The Facility for Energy Inclusion Off-Grid Energy Access Fund (EIF OGEF), a fund of the African Development Bank (AfDB), has granted an $8 million loan to the young British company Bboxx. The funds will facilitate the distribution of its solar kits in rural areas in Rwanda.

The young British company Bboxx obtains new financing. The US$ 8 million is from the Facility for Energy Inclusion Off-Grid Energy Access Fund (EIF OGEF), a fund of the African Development Bank (AfDB). The loan, granted in Rwandan francs, amounts to RWF 7.2 billion.

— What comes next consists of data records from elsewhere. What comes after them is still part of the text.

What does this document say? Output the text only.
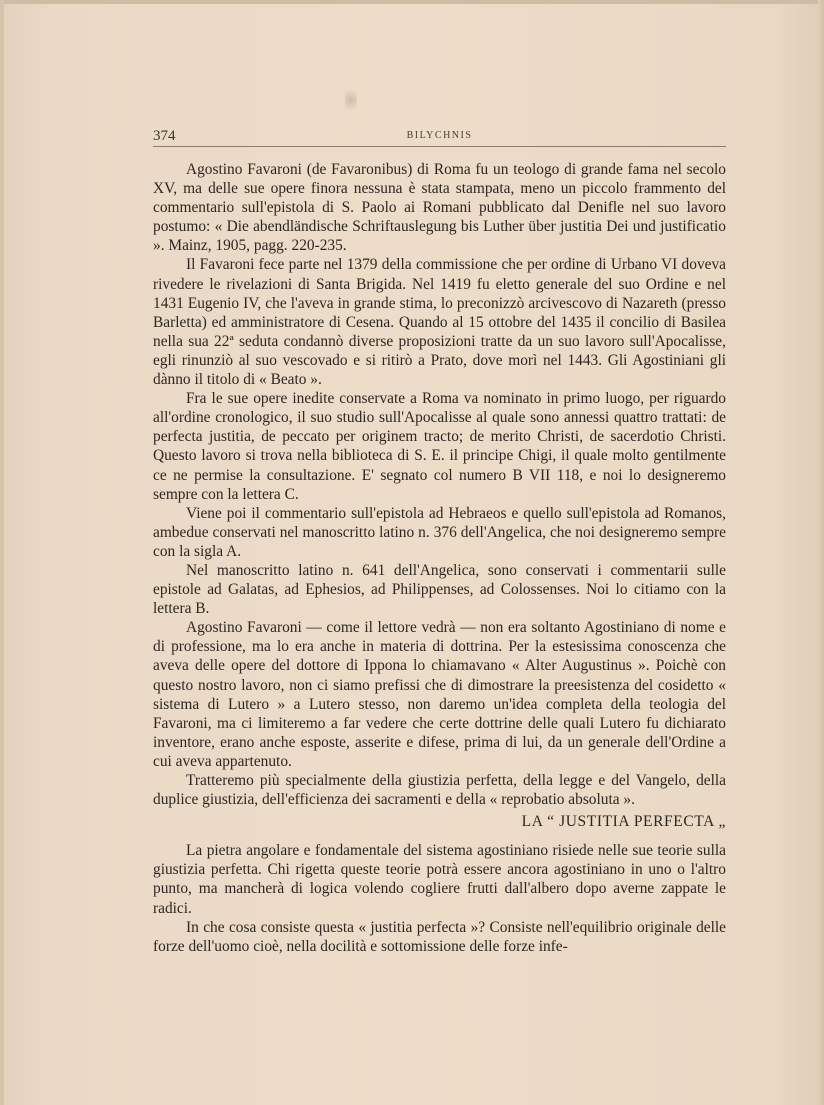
374	BILYCHNIS

Agostino Favaroni (de Favaronibus) di Roma fu un teologo di grande fama nel secolo XV, ma delle sue opere finora nessuna è stata stampata, meno un piccolo frammento del commentario sull'epistola di S. Paolo ai Romani pubblicato dal Denifle nel suo lavoro postumo: « Die abendländische Schriftauslegung bis Luther über justitia Dei und justificatio ». Mainz, 1905, pagg. 220-235.

Il Favaroni fece parte nel 1379 della commissione che per ordine di Urbano VI doveva rivedere le rivelazioni di Santa Brigida. Nel 1419 fu eletto generale del suo Ordine e nel 1431 Eugenio IV, che l'aveva in grande stima, lo preconizzò arcivescovo di Nazareth (presso Barletta) ed amministratore di Cesena. Quando al 15 ottobre del 1435 il concilio di Basilea nella sua 22ª seduta condannò diverse proposizioni tratte da un suo lavoro sull'Apocalisse, egli rinunziò al suo vescovado e si ritirò a Prato, dove morì nel 1443. Gli Agostiniani gli dànno il titolo di « Beato ».

Fra le sue opere inedite conservate a Roma va nominato in primo luogo, per riguardo all'ordine cronologico, il suo studio sull'Apocalisse al quale sono annessi quattro trattati: de perfecta justitia, de peccato per originem tracto; de merito Christi, de sacerdotio Christi. Questo lavoro si trova nella biblioteca di S. E. il principe Chigi, il quale molto gentilmente ce ne permise la consultazione. E' segnato col numero B VII 118, e noi lo designeremo sempre con la lettera C.

Viene poi il commentario sull'epistola ad Hebraeos e quello sull'epistola ad Romanos, ambedue conservati nel manoscritto latino n. 376 dell'Angelica, che noi designeremo sempre con la sigla A.

Nel manoscritto latino n. 641 dell'Angelica, sono conservati i commentarii sulle epistole ad Galatas, ad Ephesios, ad Philippenses, ad Colossenses. Noi lo citiamo con la lettera B.

Agostino Favaroni — come il lettore vedrà — non era soltanto Agostiniano di nome e di professione, ma lo era anche in materia di dottrina. Per la estesissima conoscenza che aveva delle opere del dottore di Ippona lo chiamavano « Alter Augustinus ». Poichè con questo nostro lavoro, non ci siamo prefissi che di dimostrare la preesistenza del cosidetto « sistema di Lutero » a Lutero stesso, non daremo un'idea completa della teologia del Favaroni, ma ci limiteremo a far vedere che certe dottrine delle quali Lutero fu dichiarato inventore, erano anche esposte, asserite e difese, prima di lui, da un generale dell'Ordine a cui aveva appartenuto.

Tratteremo più specialmente della giustizia perfetta, della legge e del Vangelo, della duplice giustizia, dell'efficienza dei sacramenti e della « reprobatio absoluta ».

LA “ JUSTITIA PERFECTA „

La pietra angolare e fondamentale del sistema agostiniano risiede nelle sue teorie sulla giustizia perfetta. Chi rigetta queste teorie potrà essere ancora agostiniano in uno o l'altro punto, ma mancherà di logica volendo cogliere frutti dall'albero dopo averne zappate le radici.

In che cosa consiste questa « justitia perfecta »? Consiste nell'equilibrio originale delle forze dell'uomo cioè, nella docilità e sottomissione delle forze infe-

The loan will enable the British start-up to expand its activities in Rwanda, which consist of distributing solar kits at home in rural areas. It is above all a strategic investment for Bboxx, which considers Rwanda as its first market in Africa with 80,000 solar kits sold to date in remote areas.

A remarkable expansion in Africa

“With this transaction, FEI OGEF provides effective, sustainable and scalable capital to catalyse the next stage of Bboxx’s growth in Rwanda and beyond,” said Harry Guinness, Managing Director of Lion’s Head and FFEM’s fund manager. Bboxx owes its expansion in Rwanda and elsewhere in Africa to its business model, in particular pay-per-use (pay-per-use), which is mainly practised via mobile banking available throughout the country, including in remote areas.

“After completing major transactions in Rwanda, this new agreement (with the EIF OGEF) demonstrates confidence in our business model and our ability to provide reliable and affordable electricity as an entry point to all other modern utilities,” said Mansoor Hamayun, Chairman and Co-Founder of Bboxx. Through fundraising with financial institutions such as Africa Infrastructure Investment Managers (AIIM), the London-based company is expanding into sub-Saharan Africa.

Until recently, it embarked on an innovative project to provide access to electricity and the Internet in remote areas of Togo. In partnership with the government, Bboxx will provide solar kits for homes and mini-grids for pylons in at least 315 localities. The government of this small West African country has also decided to subsidise solar kits. Its long-term objective is to electrify 550,000 households in rural areas. This means that Bboxx is already very well positioned in this market, receiving support from Electricité de France (EDF) with whom it has formed an alliance.